Proportion of introgression and past gene flow estimates

To confirm the signal of gene flow found with the above mentioned methods, we applied f4-ratio estimation α, in ADMIXTOOLS v5.154, which allows the inference of the admixture proportions without access to accurate surrogates for the ancestral populations. The proportion of ancestry was computed as:

$$\alpha =\frac{f4(A, O;X, C)}{f4(A, O;B,C)},$$
(1)

in which O is the outgroup (BEZ), B a first reference population, C the other possible reference population, A a population related to B, and X the target population. We tested only the breeds that could corroborate the TreeMix migration events and f4 statistics.

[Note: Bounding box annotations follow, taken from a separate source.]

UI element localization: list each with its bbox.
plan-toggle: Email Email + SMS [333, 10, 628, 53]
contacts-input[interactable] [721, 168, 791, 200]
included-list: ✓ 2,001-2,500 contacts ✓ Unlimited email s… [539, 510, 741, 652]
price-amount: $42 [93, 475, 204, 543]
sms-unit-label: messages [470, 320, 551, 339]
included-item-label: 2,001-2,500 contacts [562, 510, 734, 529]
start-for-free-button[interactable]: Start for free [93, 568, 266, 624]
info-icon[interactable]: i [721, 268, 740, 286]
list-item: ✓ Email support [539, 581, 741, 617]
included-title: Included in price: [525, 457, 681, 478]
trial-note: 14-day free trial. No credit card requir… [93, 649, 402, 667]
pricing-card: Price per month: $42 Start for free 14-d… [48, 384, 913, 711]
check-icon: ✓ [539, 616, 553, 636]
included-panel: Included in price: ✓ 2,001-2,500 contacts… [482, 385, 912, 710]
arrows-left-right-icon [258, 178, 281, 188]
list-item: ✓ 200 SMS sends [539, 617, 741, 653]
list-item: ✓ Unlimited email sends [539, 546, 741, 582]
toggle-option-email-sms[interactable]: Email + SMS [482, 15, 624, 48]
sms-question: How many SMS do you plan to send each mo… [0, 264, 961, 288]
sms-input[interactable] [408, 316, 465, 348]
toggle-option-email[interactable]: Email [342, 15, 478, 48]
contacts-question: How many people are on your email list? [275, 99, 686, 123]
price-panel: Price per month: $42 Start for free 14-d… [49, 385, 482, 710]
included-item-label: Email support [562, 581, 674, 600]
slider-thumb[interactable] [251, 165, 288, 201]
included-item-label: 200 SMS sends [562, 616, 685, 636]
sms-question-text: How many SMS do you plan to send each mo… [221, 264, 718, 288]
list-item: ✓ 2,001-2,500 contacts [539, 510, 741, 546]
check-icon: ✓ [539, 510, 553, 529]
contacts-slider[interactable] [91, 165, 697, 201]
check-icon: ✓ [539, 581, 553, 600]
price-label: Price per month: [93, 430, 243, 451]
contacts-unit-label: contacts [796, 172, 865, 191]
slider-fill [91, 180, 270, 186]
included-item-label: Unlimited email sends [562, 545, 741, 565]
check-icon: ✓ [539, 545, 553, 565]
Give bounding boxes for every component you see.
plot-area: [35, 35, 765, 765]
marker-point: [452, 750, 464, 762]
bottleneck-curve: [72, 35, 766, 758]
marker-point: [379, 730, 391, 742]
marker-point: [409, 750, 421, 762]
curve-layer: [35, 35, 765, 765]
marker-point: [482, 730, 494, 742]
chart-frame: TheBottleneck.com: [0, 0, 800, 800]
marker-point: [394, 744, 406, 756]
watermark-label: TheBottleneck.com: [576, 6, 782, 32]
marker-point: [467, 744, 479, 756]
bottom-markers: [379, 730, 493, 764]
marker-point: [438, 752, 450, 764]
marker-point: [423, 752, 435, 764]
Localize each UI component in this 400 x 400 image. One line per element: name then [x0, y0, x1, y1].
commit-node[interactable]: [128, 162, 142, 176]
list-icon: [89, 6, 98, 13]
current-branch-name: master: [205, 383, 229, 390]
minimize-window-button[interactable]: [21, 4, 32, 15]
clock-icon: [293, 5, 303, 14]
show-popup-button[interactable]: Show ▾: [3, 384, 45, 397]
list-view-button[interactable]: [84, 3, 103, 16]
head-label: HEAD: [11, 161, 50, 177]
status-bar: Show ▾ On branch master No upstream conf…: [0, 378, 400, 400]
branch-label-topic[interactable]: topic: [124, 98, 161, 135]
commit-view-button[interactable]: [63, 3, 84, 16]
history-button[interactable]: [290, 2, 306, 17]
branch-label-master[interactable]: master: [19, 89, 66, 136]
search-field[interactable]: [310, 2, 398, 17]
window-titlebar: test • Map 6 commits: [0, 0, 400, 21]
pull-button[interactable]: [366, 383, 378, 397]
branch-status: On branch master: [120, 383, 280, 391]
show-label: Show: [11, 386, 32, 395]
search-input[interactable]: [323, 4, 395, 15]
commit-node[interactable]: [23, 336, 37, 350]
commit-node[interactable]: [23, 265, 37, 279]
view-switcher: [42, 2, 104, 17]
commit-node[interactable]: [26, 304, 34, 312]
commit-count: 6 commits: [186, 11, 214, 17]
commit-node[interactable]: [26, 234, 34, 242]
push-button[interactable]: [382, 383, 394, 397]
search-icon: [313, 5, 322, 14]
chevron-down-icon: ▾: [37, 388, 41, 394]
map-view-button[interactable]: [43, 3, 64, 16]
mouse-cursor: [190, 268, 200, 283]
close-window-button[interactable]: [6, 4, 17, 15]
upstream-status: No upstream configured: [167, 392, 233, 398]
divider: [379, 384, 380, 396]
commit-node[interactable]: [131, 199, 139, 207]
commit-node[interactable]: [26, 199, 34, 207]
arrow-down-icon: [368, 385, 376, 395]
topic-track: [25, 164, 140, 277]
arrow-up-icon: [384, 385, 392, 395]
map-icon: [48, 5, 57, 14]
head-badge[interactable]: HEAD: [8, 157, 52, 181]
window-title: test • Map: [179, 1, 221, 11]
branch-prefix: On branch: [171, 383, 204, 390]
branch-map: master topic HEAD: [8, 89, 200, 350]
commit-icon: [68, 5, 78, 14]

The time of admixture was estimated with ALDER v.1.0555 using the default parameters with a minimum genetic distance pre-calculated by the program and the 'maxchrom' parameter (set to 22 by default) that enables to use more than 22 chromosomes (maxchrom = 29). ALDER uses genotype data from a test population C and two reference populations A and B and computes unbiased weighted linkage disequilibrium (LD) statistic for making inference about admixture events in the target population C. If population C is derived from an admixture between two source populations close to the reference populations A and B, the pairwise LD of the three curves computed with A-B, A-C, and B-C weights should all exhibit a statistically significant signal of exponential decay as a function of the genetic distance. Thus, ALDER compares the three weighted LD curves to test for admixture and infers the decay rates that correspond to age of admixture. The p-value is also provided in the output from standard errors estimated by jackknifing over chromosomes. We performed the analysis on the basis of the results of the statistics described above (TreeMix, f4-ratio) and joining the historical information with the most recent human genetic studies about Scandinavian and Celtic people29, 31.